Sileri: qualcosa è accaduto

"Il professor Zangrillo ha riportato l'esperienza di un clinico che ha detto 'in terapia intensiva non vengono più malati gravi'. Se sento Bassetti e altri colleghi dicono la stessa cosa, quindi qualcosa è accaduto. Noi abbiamo lavorato in tre mesi prendendo il numero dei morti e il numero dei posti in terapia intensiva come parametro. Zangrillo ha detto che chi è sul campo non vede più malati gravi in terapia intensiva e un impegno non più così massivo", spiega Pierpaolo Sileri, viceministro della Salute, a Non è l'Arena su La 7.  "D'altro canto dobbiamo continuare a usare prudenza, distanza, lavarsi le mani, indossare la mascherina" aggiunge. E sui controlli insistenti dice: "Ci siamo difesi in maniera forte contro un nemico che ha fatto moltissimi morti. Ora questo nemico sembrerebbe meno aggressivo, continuiamo a difenderci e aspettiamo i risultati".
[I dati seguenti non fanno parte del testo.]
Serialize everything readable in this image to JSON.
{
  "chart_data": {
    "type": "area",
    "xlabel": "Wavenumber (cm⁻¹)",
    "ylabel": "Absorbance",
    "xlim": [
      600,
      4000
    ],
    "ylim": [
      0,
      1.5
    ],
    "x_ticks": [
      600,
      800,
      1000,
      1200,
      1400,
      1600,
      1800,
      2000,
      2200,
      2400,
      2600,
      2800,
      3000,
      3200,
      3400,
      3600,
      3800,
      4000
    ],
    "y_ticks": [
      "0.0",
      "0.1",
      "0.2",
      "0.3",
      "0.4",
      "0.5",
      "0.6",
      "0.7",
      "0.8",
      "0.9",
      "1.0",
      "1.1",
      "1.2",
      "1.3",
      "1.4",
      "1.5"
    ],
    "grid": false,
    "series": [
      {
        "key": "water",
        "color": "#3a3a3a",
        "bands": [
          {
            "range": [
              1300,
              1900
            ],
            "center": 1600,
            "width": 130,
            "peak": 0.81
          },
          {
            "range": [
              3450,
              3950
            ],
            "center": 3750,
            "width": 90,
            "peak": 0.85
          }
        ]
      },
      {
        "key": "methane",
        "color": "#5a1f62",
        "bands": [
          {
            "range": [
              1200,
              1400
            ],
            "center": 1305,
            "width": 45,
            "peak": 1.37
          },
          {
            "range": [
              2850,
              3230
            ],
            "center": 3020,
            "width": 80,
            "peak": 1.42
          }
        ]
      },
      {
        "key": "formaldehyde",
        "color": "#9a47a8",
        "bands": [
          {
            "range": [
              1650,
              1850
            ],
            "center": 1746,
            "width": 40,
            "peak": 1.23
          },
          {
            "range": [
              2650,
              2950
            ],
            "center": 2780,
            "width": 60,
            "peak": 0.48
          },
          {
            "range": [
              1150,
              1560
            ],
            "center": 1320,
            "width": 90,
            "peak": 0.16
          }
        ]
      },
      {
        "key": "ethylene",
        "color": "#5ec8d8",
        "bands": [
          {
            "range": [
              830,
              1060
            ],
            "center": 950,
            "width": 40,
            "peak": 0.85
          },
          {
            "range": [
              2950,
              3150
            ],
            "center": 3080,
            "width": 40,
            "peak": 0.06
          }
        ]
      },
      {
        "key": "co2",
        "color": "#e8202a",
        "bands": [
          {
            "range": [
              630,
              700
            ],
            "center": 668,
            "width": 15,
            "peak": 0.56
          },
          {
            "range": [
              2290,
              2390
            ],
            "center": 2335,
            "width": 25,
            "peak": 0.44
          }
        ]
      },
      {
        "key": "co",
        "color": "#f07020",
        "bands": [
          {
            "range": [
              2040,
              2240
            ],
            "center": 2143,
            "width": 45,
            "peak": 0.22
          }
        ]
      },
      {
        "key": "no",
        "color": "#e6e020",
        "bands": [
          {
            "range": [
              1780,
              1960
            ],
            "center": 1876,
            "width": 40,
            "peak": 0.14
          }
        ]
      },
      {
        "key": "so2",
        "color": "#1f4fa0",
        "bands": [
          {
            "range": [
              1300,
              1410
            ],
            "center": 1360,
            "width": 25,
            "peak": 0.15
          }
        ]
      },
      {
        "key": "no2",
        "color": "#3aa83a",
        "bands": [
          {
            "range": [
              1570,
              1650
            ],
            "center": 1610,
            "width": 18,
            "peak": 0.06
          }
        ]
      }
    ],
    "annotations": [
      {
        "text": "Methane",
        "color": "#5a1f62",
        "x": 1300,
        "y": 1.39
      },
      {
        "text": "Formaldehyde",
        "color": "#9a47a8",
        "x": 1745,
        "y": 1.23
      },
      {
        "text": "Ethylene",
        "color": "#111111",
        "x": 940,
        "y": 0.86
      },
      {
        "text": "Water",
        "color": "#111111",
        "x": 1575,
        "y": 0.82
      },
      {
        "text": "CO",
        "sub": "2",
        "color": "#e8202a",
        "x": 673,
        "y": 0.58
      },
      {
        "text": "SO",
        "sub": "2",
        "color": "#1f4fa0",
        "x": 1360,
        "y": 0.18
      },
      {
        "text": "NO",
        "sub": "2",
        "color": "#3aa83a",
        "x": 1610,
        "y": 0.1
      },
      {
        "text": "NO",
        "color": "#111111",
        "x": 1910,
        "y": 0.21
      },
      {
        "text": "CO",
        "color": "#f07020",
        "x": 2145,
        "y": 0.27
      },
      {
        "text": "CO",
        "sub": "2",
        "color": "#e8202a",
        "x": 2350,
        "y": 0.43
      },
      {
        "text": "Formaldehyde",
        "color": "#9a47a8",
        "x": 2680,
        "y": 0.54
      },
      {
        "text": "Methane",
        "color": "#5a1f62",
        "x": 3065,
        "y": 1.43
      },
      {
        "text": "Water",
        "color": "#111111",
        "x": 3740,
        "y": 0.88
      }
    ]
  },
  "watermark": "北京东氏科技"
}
Locatelli: più posti in terapia intensiva

"Non posso che esprimere grande sorpresa e assoluto sconcerto per le dichiarazioni rese dal Professor Zangrillo con frasi quali il 'virus clinicamente non esiste più' e che 'Terrorizzare il Paese è qualcosa di cui qualcuno si deve prendere la responsabilità'", afferma il presidente del Css e componente del comitato tecnico scientifico Franco Locatelli. "Basta guardare al numero di nuovi casi confermati ogni giorno per avere dimostrazione della persistente circolazione in Italia del virus". "Aver incrementato di molto i posti di terapia intensiva è un merito enorme del sistema sanitario nazionale, poiché ha permesso di offrire una risposta clinica a tanti malati che altrimenti non avrebbero potuto essere adeguatamente curati - precisa Locatelli - Inoltre questi posti rimarranno disponibili per chi in futuro ne avrà bisogno anche per situazioni cliniche diverse da Covid-19. Dovremmo tutti rallegrarci che le misure di lockdown abbiano prodotto gli effetti sperati contenendo la diffusione epidemica con risparmio di tante vite umane e questo risultato inconfutabile deve spingere a continuare sul percorso della responsabilità dei comportamenti individuali, da non disincentivare attraverso dichiarazioni pericolose che dimenticano il dramma vissuto in questo Paese".  "È altrettanto chiaro, anche a occhi non esperti - conclude - che la gestione clinica dei malati è certamente oggi facilitata dal minor numero di casi rispetto a quelli osservati nei giorni di picco e da quanto si è imparato in questi mesi. Questi sono i fatti concreti, il resto opinioni personali".